Thursday, November 27, 2014

Pressure

It's Thanksgiving...but to be honest it feels just like a normal day.  It was the first time in eight years that I didn't cook our Thanksgiving dinner.  I'm very proud of Lisa, she cooked all the sides and Daniel handled the turkey.  Lisa and Daniel have kept things going while I am sick, and I am very grateful for them.  Since I was not able to do much because of my surgery, it allowed me to think and feel all sorts of new emotions.  The first feeling I felt was Anger - Why did this have to happen to me and my family?  Why have we had so much cancer thrown at us?  I want answers but what I have learned is you don't get answers.  You Trust, you walk in Faith, true gut wrenching fighting Faith.  Once I got over the "why's and the poor me's," I felt something I've never experienced...the pressure was off of me.  No-one expected ANYTHING from me.  They were just happy to have ME present and eat dinner with them.  I think that's the thing I've missed in the past; my family just wants ME.  The real ME, not the pressure filled "everything has to be perfect" vision of myself I have created in past. 

The feeling of no pressure was very liberating.  What came to mind was the 60's "bra burning," and let's be honest it's not like I need a bra right now :)  I still am trying to figure out what all this means.  This morning I was asking myself "is all this worth it?"  Not just cooking the Thanksgiving meal, but everything else, the spending hours in the kitchen cooking healthy meals during the week, keeping a clean house, worrying about my appearance, making the hard parenting choices, and just generally trying to be a good person.  I felt like I did all those things before and for what...I still got cancer.  

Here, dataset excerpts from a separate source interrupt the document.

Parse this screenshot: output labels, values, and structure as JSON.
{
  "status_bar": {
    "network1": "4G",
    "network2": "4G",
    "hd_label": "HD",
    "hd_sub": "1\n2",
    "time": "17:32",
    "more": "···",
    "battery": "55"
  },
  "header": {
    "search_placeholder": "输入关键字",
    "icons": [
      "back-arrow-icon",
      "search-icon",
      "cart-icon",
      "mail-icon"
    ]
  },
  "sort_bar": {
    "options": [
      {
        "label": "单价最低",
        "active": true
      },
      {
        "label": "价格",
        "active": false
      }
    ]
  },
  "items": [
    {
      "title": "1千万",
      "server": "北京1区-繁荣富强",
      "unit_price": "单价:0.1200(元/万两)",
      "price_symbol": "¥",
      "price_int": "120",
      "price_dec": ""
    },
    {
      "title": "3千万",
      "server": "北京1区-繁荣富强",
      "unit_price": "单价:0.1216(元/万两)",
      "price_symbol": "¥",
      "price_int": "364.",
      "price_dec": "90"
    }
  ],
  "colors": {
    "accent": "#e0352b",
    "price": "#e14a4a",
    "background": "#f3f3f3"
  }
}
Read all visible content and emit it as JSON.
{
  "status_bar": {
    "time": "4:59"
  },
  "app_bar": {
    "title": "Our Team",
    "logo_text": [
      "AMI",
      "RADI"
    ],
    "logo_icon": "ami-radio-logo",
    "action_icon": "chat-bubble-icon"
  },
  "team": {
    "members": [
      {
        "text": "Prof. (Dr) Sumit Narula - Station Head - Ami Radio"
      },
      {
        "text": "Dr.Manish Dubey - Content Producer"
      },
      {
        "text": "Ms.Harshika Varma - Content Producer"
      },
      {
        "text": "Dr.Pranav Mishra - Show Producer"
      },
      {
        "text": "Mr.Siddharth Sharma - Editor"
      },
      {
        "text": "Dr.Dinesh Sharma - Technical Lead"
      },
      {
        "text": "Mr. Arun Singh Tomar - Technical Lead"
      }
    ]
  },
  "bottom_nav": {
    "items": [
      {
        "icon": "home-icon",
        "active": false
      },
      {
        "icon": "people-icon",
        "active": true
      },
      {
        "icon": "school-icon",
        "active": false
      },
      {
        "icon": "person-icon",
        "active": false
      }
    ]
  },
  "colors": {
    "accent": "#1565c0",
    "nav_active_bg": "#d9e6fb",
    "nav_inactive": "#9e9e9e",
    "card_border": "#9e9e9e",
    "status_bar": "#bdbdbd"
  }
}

Tonight I went to set the table and Daniel had already set it.  I looked around: dinner was cooked, everything was done, and all I had to do was sit down.  I was the first one to sit at the table and Daniel served me my plate.  Looking around the table and admiring all the work that went into making Thanksgiving dinner, I realized all MY hard work over the last eight years led us to this moment.  I decided it was ALL worth it.  I'm so proud of my family and how each one of them has handled the last few months. 

Happy Thanksgiving!

"No matter how you feel, get up, dress up, and show up and never give up." -Regina Bret

In honor of choosing to "show up" each day and do my best, I posted my first picture of myself just as I am right now !


Helping Titi with the sides. 

Basting with Dad. 

Gracie and Daniel making rolls. 

So proud of my sweet boys!

Happy to all be together! 

1 comments:

  1. Just reading this now, Lori. I love your thoughtful reflections here and appreciate being able to read them. It seems sometimes like there is some peace in surrendering when there is so much out of a person's control. Thank you for writing. I love your smiles in the last photo. I think your children are very happy to be in the family they are in!